On this side of time, at this juncture, I am without my echo, my twin, my axis. SubhanaAllah. Each of these situations have reminded me what my road has to be, because it is who I am. I have to leave the resolution of these affairs with my Rabb, I can do no more for them than is decent, can express of myself no more than is moderate, can want for them no more than a moment's flash. Perhaps it is because I always try to see into the future, understand what might come to be, what the results of today might reap. It can be so utterly beautiful, yet I can share those insights and possibilities with none as yet.

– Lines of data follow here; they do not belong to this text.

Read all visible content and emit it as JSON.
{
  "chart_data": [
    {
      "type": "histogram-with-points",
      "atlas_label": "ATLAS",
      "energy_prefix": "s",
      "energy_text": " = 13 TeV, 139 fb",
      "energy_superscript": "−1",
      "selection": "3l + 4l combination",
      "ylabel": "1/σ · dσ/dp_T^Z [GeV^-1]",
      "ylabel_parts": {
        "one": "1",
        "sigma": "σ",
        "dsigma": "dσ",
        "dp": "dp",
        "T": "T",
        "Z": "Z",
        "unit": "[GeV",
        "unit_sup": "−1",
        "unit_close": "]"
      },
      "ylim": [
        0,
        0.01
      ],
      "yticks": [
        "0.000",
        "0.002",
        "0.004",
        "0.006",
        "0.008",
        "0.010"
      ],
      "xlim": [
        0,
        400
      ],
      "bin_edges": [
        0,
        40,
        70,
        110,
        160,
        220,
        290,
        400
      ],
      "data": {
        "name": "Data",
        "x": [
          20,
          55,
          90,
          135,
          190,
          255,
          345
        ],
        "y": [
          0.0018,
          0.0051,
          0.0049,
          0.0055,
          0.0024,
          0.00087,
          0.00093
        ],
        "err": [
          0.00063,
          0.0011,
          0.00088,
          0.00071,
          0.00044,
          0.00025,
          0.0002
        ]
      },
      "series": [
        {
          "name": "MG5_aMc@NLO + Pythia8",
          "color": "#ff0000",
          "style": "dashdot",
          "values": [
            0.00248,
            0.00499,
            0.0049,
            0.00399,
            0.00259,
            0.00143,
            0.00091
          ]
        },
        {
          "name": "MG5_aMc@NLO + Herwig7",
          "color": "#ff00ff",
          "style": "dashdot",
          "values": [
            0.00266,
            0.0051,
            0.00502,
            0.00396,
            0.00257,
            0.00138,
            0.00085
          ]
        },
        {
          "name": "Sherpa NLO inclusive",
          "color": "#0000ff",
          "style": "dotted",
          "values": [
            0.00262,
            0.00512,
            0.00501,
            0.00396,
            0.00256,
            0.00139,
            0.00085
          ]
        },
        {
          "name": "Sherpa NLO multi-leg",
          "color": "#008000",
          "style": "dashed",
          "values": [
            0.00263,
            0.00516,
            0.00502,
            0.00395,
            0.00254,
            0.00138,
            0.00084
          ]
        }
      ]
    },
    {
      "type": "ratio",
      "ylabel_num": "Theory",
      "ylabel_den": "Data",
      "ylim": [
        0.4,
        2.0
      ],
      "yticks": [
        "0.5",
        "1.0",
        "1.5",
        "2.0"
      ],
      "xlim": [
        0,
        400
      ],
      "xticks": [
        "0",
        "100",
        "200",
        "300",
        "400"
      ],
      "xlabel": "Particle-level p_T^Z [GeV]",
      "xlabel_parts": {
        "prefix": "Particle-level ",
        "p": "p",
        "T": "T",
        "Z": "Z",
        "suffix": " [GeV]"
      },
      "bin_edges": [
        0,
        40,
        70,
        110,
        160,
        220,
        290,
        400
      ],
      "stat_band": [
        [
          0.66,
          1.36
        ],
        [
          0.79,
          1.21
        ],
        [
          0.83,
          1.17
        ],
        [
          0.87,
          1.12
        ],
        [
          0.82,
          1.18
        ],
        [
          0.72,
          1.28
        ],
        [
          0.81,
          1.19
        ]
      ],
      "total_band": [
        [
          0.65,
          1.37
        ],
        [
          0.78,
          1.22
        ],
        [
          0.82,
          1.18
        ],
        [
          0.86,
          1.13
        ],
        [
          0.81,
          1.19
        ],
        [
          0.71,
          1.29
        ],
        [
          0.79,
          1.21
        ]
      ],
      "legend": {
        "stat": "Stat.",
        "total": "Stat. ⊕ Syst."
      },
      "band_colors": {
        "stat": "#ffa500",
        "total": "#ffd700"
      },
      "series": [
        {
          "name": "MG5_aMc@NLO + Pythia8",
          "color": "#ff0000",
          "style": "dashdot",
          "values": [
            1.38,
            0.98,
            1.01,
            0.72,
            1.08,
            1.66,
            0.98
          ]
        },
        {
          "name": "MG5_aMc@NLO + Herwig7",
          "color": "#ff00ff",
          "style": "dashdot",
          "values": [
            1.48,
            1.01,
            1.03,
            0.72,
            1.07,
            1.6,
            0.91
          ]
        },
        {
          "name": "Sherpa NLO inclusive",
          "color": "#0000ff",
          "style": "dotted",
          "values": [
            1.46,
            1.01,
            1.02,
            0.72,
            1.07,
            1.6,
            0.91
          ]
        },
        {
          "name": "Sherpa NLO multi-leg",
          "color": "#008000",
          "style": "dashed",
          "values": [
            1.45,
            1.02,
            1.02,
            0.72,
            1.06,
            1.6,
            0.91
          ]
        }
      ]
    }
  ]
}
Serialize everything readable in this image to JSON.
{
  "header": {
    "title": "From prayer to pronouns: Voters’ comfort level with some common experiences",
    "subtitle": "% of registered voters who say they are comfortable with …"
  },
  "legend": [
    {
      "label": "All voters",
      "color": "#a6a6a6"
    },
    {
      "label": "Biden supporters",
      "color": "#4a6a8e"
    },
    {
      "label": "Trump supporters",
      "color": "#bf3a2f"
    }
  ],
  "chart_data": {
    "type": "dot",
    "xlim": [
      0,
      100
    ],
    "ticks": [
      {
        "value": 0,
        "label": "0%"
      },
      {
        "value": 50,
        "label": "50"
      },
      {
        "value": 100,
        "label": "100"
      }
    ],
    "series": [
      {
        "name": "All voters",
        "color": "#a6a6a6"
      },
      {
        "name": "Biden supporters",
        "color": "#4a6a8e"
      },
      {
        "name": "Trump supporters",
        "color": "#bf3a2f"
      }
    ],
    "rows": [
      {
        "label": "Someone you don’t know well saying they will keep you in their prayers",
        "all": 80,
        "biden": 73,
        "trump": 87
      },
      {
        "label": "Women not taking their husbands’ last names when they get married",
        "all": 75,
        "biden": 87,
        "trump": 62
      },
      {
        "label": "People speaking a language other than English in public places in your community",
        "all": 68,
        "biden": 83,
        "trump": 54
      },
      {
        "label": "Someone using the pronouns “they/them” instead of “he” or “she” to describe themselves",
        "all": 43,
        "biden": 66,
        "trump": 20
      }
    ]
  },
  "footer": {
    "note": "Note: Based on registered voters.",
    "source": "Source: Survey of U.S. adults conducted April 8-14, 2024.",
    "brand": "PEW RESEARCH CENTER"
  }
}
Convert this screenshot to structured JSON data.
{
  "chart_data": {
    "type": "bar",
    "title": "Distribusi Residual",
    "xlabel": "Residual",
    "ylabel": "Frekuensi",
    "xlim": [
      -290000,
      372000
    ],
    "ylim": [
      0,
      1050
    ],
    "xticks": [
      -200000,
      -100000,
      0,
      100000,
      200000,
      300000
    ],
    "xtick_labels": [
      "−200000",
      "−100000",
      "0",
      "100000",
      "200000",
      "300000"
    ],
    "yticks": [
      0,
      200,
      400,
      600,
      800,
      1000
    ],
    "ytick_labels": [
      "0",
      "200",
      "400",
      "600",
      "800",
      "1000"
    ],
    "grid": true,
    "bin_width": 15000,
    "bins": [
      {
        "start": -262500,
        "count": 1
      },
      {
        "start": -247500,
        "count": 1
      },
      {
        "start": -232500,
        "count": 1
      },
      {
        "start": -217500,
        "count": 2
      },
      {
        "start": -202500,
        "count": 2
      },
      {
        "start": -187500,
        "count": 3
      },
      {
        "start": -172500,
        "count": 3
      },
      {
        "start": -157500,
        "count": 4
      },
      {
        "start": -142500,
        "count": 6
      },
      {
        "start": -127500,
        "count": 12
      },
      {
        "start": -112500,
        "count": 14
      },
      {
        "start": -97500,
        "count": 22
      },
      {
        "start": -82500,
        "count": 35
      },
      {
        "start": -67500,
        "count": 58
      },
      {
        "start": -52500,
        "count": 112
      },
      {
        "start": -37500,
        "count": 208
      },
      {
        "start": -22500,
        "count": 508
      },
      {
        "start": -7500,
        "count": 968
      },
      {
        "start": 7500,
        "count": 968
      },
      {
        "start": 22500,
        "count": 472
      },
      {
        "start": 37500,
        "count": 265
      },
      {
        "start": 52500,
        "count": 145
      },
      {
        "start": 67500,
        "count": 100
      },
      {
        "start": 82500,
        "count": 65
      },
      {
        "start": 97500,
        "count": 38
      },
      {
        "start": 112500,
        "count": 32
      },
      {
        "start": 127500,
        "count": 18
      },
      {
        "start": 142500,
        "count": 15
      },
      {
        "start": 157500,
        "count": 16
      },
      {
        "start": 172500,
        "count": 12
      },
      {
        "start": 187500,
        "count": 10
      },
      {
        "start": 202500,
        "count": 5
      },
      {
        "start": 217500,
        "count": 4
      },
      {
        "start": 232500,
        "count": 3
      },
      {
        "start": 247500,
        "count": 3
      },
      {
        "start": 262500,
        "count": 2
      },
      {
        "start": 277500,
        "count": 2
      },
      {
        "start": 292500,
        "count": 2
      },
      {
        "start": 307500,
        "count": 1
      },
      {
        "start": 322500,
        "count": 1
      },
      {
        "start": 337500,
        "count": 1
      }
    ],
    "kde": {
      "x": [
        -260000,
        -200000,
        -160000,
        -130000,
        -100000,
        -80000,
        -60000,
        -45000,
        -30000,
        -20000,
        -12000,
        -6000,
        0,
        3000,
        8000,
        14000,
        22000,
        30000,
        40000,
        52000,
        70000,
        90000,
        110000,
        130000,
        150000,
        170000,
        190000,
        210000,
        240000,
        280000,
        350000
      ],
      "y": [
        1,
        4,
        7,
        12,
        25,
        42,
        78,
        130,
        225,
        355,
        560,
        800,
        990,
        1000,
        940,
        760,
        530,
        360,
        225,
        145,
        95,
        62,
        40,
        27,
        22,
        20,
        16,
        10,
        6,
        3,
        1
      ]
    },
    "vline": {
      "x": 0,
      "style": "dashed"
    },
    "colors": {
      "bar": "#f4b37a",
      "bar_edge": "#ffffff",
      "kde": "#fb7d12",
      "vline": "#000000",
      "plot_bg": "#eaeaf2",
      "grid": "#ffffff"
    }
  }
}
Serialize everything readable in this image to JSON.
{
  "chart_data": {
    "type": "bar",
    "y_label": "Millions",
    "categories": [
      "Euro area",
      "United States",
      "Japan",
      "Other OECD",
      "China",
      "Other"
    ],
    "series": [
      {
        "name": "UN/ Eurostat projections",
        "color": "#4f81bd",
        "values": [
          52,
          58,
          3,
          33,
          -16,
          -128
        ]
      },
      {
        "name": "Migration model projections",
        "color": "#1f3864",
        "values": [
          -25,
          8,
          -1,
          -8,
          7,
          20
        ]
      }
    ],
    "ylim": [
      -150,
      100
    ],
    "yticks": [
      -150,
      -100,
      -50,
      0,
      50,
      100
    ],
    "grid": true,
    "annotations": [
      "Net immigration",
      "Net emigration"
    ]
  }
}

I still feel like I don't understand tawakkul at all. I thought I did at one point in time, until my being was eviscerated down to particles so fine I couldn't even describe myself as dust. After an experience (or two, or three) like that, one cannot fathom anything as grand as trust. At that level, the only state I can know is submission, in its most complete form. To think of 'trust' requires me to have an expectation or hope or knowledge of better vs worse, things I simply cannot imagine while my being is in that condition. All I can do to retain any molecular cohesion, to find any semblance of me being actual matter instead of drifting apart in space, is to acknowledge and retain the cognizance that Allah owns me, Allah owns my heart, Allah owns whatever it is I wished for. He owns all of this, and if He wills me to find pain, then that is what I will face. There is no begrudging His right over me as my Creator, no resentment in loss over something or someone, no bitterness or disillusion over something I wanted to call mine. Why? Because nothing is mine, it's all His. The slave has no argument to counter His Rabb, no words of dispute, nothing to resist what He wills. It is just only for a slave to say, "I submit" to His Creator. I don't know where ends such a road, if any mortal will join me for my journey to Him. But in the end, Allah is Whom I will find, and if this meager submission is sincere to Him, then a Day will come where all these worries scatter like wind, replaced by joys that only He can give.